Antes de la afluencia masiva de turistas, explica, las ganancias de los grandes hoteles procedían sobre todo de las bodas, banquetes y comuniones, ceremonias donde los camareros, en una coreografía exacta, destapaban al unísono las campanas metálicas que cubrían los platos. En la mesa auxiliar, llamada “gueridón”, se deshuesaba el pollo, se desespinaba el lenguado o se flambeaba la crêpe suzette. Se llevaba la salsa bearnesa.
Mientras conversamos, dos turistas norteamericanas, una madre joven y su hija adolescente, almuerzan en una mesa contigua del hall. La niña, de unos 13 años, con unas uña larguísimas de color naranja fluorescente, picotea patatas fritas con desgana, más interesada en el móvil que en su sándwich club. Times are changing, o algo así, cantaba Bob Dylan.

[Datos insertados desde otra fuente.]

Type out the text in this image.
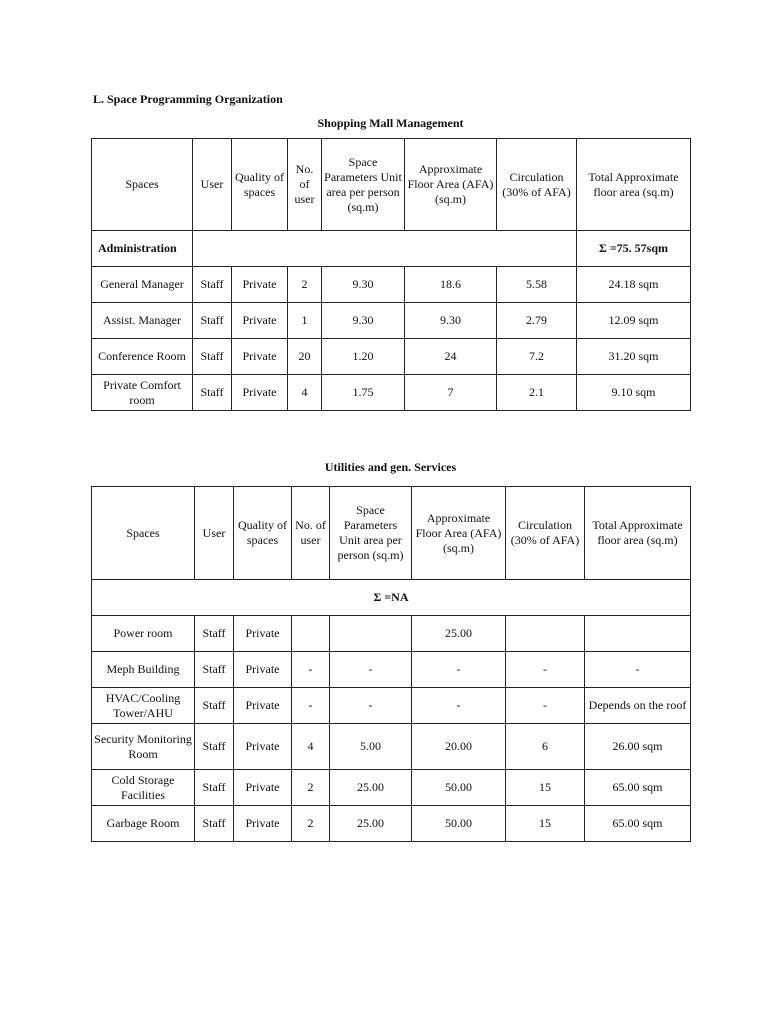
L. Space Programming Organization
Shopping Mall Management
Spaces	User	Quality of spaces	No. of user	Space Parameters Unit area per person (sq.m)	Approximate Floor Area (AFA)(sq.m)	Circulation (30% of AFA)	Total Approximate floor area (sq.m)
Administration							Σ =75. 57sqm
General Manager	Staff	Private	2	9.30	18.6	5.58	24.18 sqm
Assist. Manager	Staff	Private	1	9.30	9.30	2.79	12.09 sqm
Conference Room	Staff	Private	20	1.20	24	7.2	31.20 sqm
Private Comfort room	Staff	Private	4	1.75	7	2.1	9.10 sqm
Utilities and gen. Services
Spaces	User	Quality of spaces	No. of user	Space Parameters Unit area per person (sq.m)	Approximate Floor Area (AFA)(sq.m)	Circulation (30% of AFA)	Total Approximate floor area (sq.m)
Σ =NA							
Power room	Staff	Private			25.00		
Meph Building	Staff	Private	-	-	-	-	-
HVAC/Cooling Tower/AHU	Staff	Private	-	-	-	-	Depends on the roof
Security Monitoring Room	Staff	Private	4	5.00	20.00	6	26.00 sqm
Cold Storage Facilities	Staff	Private	2	25.00	50.00	15	65.00 sqm
Garbage Room	Staff	Private	2	25.00	50.00	15	65.00 sqm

El caballo disecado de Dalí: 400 kilos a pulso

El caballo de Dalí en el hotel Ritz
Arxiu Nacional de Catalunya
En la calurosa mañana del 15 de julio de 1971 se produjo otra situación insólita: cinco arrieros, con la ayuda de otro puñado de hombres, cargaron a peso, por la escalinata principal del Ritz, un caballo blanco disecado que pesaba más de 400 kilos. No cabía en el ascensor. “Lo subieron a gritos y empujones, ignorando a los ilustres huéspedes del hotel, hasta una suite del quinto piso”, cuenta el crítico de arte Ricard Mas. Se trataba de un capricho de Dalí, cliente habitual: un regalo de cumpleaños para Gala, su musa y esposa.